Remarkably, Michie's new team have continued to train and play while most of the rest of Europe is in football shut-down. That's because the Swedish Federation continues to sanction friendly matches, even if the Damallsvenskan itself is in abeyance.

Unlike the rest of Scandinavia, and much of Europe, Sweden is not – so far at least – in lockdown. It is an outlier stance by their government, and time will judge whether it has been a judicious one.

There was, however, no indication of how hugely Covid-19 would impact the continent when Michie travelled to Pitea for signing talks.
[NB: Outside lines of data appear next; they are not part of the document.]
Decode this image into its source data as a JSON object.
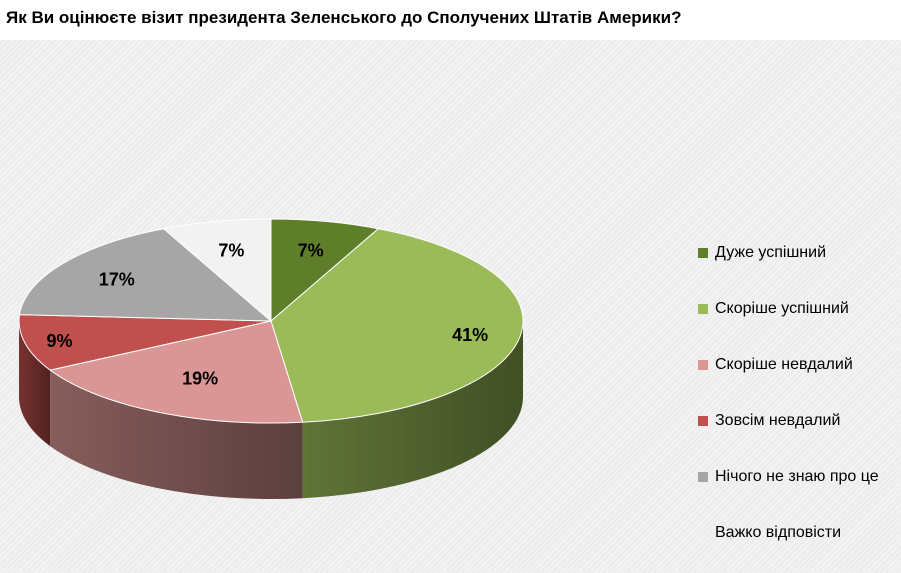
{
  "chart_data": {
    "type": "pie",
    "title": "Як Ви оцінюєте візит президента Зеленського до Сполучених Штатів Америки?",
    "legend_position": "right",
    "slices": [
      {
        "name": "Дуже успішний",
        "value": 7,
        "label": "7%",
        "color": "#5e7e2a"
      },
      {
        "name": "Скоріше успішний",
        "value": 41,
        "label": "41%",
        "color": "#9bbb59"
      },
      {
        "name": "Скоріше невдалий",
        "value": 19,
        "label": "19%",
        "color": "#d99694"
      },
      {
        "name": "Зовсім невдалий",
        "value": 9,
        "label": "9%",
        "color": "#c0504d"
      },
      {
        "name": "Нічого не знаю про це",
        "value": 17,
        "label": "17%",
        "color": "#a6a6a6"
      },
      {
        "name": "Важко відповісти",
        "value": 7,
        "label": "7%",
        "color": "#f2f2f2"
      }
    ]
  }
}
The club was already satisfied that she was a specialist, two-footed full-back who fitted their criteria, but wanted to know more about her as a person. Both parties were happy with what transpired and Michie became one of a number of players to leave Hibs in the winter.

“When they told me it was in Sweden I didn't realise how far north it would be,” the player confesses. “There's still a lot of snow. People walk and drive on the lakes and rivers. The lowest temperature since I arrived was minus 20, but they say it's a warmer winter than normal.

“It's a very different cold – crisper and not biting like you get with a wind. With a good jacket I prefer it to the rainy and grey days you get in Edinburgh sometimes.”

An air dome with a full-sized artificial pitch provided indoor training and game facilities at the start of the year, while the outdoor pitch is now available thanks to its heating system. Pitea's population is only 23,350, and is a vast distance from the other 11 top-flight Swedish teams, yet despite these apparent hurdles the club pays its players and coaches thanks to superb local backing.

“The club a big part of the community and you've got a really professional set-up with the facilities,” Michie says. “Pitea's history of doing well in the league made it a really great step up for me. They care for their players, and made me feel like I could be part of the club.

“We train in the morning and then most of the squad do part-time work before another training session later in the day. We have a sponsorship pool whereby players are paid to go into old people's homes to keep them company, although obviously we've had to stop that recently. We all feel like professional athletes who also have something else to do during the day.”

Michie made her competitive debut in a 4-0 Swedish Cup win at home against Uppsala, playing from the start in the left-back position Pitea envisage her filling. That was on February 23, but proved to be her only competitive game to date.

The second should have been another cup game against Mallbackens, a club which in the past has given opportunities to several Scottish players. It didn't go according to plan.

“We flew to Stockholm and then took a three-and-a-half hour bus journey from there – only to be told on the journey that the Swedish Federation had decided to cancel all competitive games,” Michie says. “We turned right round.”

Taking planes to games is something the former Scotland U19 player will get used to once the season resumes. Rosengard, who replaced Pitea as champions last season and have Scotland winger Fiona Brown in their squad, are some 900 miles south in Malmo.

“We fly to every away league game apart from one,” Michie says. “Umea is referred to as the 'derby' match and is just over three hours on the bus. The league compensate us for being so far away and help out with the travel.”

Pitea attract four figure crowds for their home games, get a lot of sponsorship, and the government is likely to help all clubs get through the coronavirus crisis. An illustration of the tremendous community support was provided when more than 700 fans bought tickets for last Sunday's scheduled Swedish Cup game against Orebro despite knowing full well it had long been postponed.

Michie hopes that when competitive football does resume it will give her a platform to catch the eye of Shelley Kerr. She will also, from afar, attempt to complete the final year of her Edinburgh University politics degree by submitting a dissertation and completing two final modules. Life in Sweden just now may provide added inspiration.